Subject: Re: Using the sun to send a message
From: Ian Stirling
Date: 04/10/2004, 17:21
Newsgroups: alt.astronomy,alt.sci.seti,sci.astro.seti,sci.physics

In sci.physics The Ghost In The Machine <ewill@sirius.athghost7038suus.net> wrote:
In sci.physics, Ian Stirling
<root@mauve.demon.co.uk>
wrote
on 02 Oct 2004 12:58:09 GMT
<415ea5e0$0$42246$ed2e19e4@ptn-nntp-reader04.plus.net>:
In sci.physics Uncle Al <UncleAl0@hate.spam.net> wrote:
Skybuck Flying wrote:

Hi,

Seeing all the bullshit in this newsgroup or maybe sci-fi... or maybe
future technology I thought I add some of mine hehehehe.

My idea is to use the SUN as a way to send a message to aliens ;)

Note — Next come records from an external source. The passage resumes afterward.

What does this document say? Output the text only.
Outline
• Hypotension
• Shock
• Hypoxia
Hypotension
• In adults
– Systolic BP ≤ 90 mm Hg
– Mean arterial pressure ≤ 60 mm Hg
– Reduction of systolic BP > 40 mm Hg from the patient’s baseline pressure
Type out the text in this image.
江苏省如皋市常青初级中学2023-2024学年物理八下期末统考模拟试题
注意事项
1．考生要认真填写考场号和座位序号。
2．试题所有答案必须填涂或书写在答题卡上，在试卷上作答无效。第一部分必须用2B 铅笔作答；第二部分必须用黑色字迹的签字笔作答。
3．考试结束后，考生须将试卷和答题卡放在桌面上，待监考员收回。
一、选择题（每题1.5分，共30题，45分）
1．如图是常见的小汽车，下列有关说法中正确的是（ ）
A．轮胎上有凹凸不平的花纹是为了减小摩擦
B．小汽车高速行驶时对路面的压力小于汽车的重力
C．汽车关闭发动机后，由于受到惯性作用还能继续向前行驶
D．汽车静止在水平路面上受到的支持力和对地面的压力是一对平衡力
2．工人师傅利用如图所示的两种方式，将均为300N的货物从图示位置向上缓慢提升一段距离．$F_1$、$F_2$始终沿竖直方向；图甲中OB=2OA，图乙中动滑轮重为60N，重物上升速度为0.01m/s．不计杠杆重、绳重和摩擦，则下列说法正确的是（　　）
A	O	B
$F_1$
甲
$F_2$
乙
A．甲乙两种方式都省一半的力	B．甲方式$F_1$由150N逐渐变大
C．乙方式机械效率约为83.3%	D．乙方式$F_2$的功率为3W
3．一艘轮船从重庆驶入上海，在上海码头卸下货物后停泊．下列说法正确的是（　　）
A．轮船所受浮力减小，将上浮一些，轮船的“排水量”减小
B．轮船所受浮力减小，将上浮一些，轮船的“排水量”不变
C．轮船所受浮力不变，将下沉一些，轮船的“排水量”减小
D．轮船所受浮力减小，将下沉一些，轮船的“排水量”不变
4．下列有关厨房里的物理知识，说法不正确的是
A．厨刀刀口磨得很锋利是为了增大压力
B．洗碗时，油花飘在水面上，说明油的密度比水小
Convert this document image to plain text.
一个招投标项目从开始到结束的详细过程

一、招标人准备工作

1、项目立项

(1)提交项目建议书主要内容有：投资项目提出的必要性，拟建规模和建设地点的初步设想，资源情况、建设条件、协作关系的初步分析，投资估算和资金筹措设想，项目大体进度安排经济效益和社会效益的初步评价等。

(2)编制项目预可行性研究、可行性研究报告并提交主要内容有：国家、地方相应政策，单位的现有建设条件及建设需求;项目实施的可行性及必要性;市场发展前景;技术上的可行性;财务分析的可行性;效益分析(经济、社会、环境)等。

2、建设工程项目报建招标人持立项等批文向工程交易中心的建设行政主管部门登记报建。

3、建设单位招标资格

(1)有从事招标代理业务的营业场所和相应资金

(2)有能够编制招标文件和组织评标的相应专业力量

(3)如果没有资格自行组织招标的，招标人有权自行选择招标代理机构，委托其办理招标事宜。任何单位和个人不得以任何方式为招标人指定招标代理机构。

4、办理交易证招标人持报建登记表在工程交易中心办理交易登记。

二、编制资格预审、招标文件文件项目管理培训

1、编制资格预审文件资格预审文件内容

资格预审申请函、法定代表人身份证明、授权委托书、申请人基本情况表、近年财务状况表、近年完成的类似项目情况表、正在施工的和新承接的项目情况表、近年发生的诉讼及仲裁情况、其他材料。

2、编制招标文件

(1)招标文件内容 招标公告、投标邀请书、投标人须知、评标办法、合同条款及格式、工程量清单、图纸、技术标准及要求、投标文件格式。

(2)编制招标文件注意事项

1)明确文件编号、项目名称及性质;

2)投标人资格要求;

We build a big shield around the sun. And then we can turn it on and off
like a lamp.

Won't work.  Shield reaches equilibrium temp and emits.  Who is going
to launch it, NASA?  Ha ha ha.

Do the numbers before you laugh idiotically.
A shield around the sun at the diameter of the earth would reach 
around 0C.

(there are engineering difficulties.)

For starters -- where would the actual mass come from?  Also, the
shield will have to be in orbit around the Sun, at least during
initial construction.

If we were to generate a Dyson sphere out of pure iron -- I've no
idea what thickness would be required to resolve all of the
stresses and strains -- Uncle Al's observation will come true;
the shield will have to (eventually) throw out as much energy as the
Sun generates, lest things get overwarm inside.  Of course the
actual spectrum may be slightly different.  I'm not sure what

Radically different.
If you put it at earth orbit, it's a blackbody of 270K or so, not 2700.
At mercury orbit it's around 400K or so (not done numbers).

Would be a distinctly odd source.
No emission/absorbtion lines, surface temperature under a brown dwarf,
but anomolous luminosity.


If the sun is a black body, and so is the shell, then temperature
goes as the inverse second power of radius.